After having been approved on 15 June 2018, the Financial Services Act (FinSA) and the Financial Institutions Act (FinIA) – together with their related ordinances – will enter into force as at 1 January 2020 with a transitional period of 2 years.
Keeping the overview!
The Financial Services Act (FinSA in English, FIDLEG in German, LSFin in French and LSerFI in Italian).
In a nutshell, FinSA provides rules of conduct for financial services providers, namely:
1. Client Categorisation (private clients, professional clients, institutional clients)
2. Suitability and Appropriateness of services and advice provided to Clients
3. Transparency and due care in clients’ transactions
4. Disclosure obligations
5. Record keeping
6. Institutional and professional clients
7. Organisational obligations
The Financial Institutions Act (FinIA in English, FINIG in German, LEFin in French and LlsFi in Italian)

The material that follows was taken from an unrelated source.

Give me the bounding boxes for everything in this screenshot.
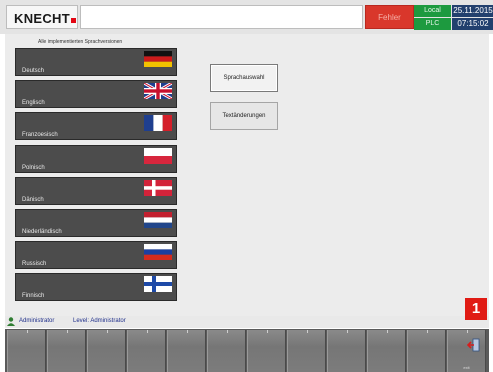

The Financial Institutions Act lays down the requirements for financial institutions' activities (portfolio managers, trustees, managers of collective assets, fund management companies and securities firms).
A portfolio manager is defined per FinIA as someone that, based on a mandate agreement, may dispose of a client’s asset by way of the following activities: (i) purchase or sale of financial instruments, (ii) acceptance and transmission of client orders relating to financial instruments, (iii) management of financial instruments (asset management), or (iv) advice relating to financial instruments (investment advice).
Before, they were not subject to licensing requirements and they only had to register with a self-regulatory organization for purposes of compliance with anti-money laundering legislation.